Other direct-reading monitors sample by diffusion and are deployed for 1-8 hours. These devices provide an average carbon dioxide level for the measurement period and are an inexpensive way of obtaining a time-weighted average value.

b. Infrared analysers

Infrared analysers consist of sample and reference cells, a detector, and a broad band source of infrared radiation. These direct-reading continuous analysers respond quickly and can be moved from location to location to provide an immediate measurement of carbon dioxide. Care must be exercised to properly establish the zero and span settings and the device should be calibrated before and after each day of testing. The instrument must be allowed to reach thermal equilibrium before operation.

Advantages of the infrared analyser are portability, sensitivity, and instant and continuous monitoring capability. Disadvantages are its cost, its tendency to drift with time, its susceptibility to mechanical shock, and the need for frequent calibration.

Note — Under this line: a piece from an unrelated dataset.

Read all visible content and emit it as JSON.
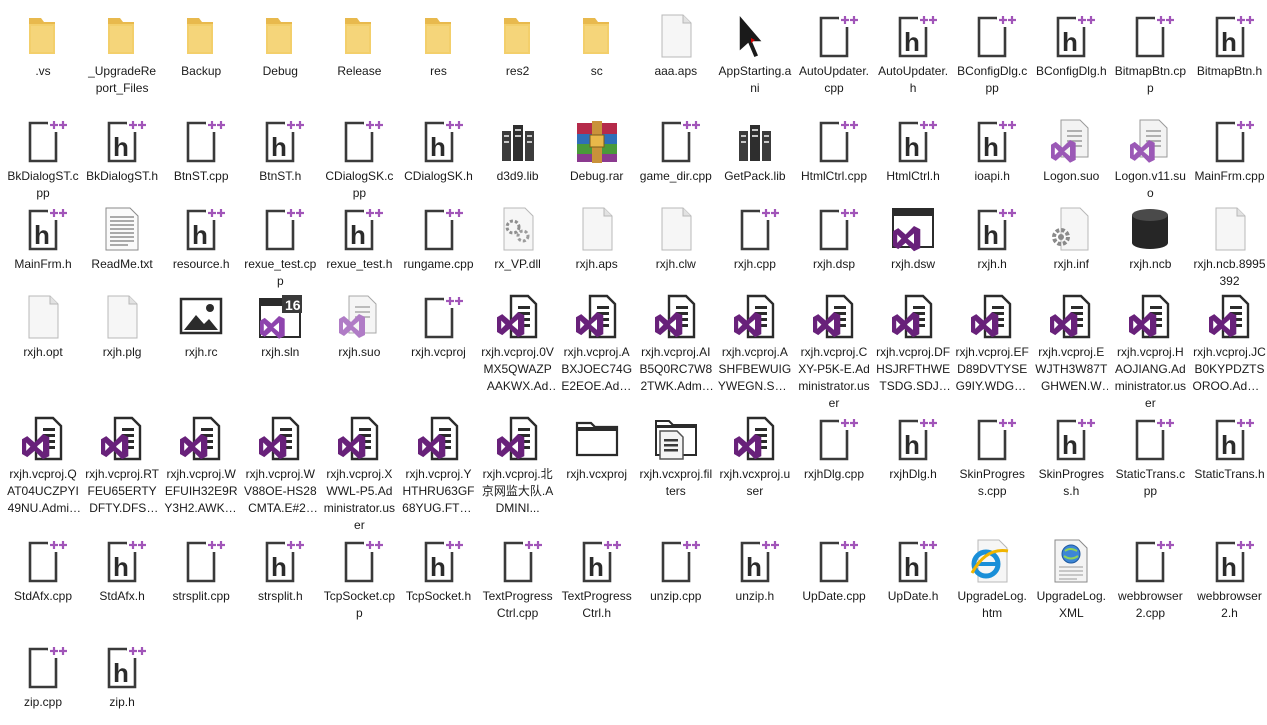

5.2.2.3 Strategy for Remediation

Ventilation effectiveness can be improved by:

• adjusting and rebalancing the ventilation system (supply and return diffusers) to reflect current occupancy levels, and heat and contaminant generation locations
• increasing the outside air supply
• removing obstructions from the return plenum
• controlling pressure relationships, exhausting areas where pollutants are generatedaltering the source/distribution relationship by changing the physical arrangements of supply and return diffusers or furniture and partitions
• upgrading the air distribution system by increasing fan capacity in either the supply or the return system.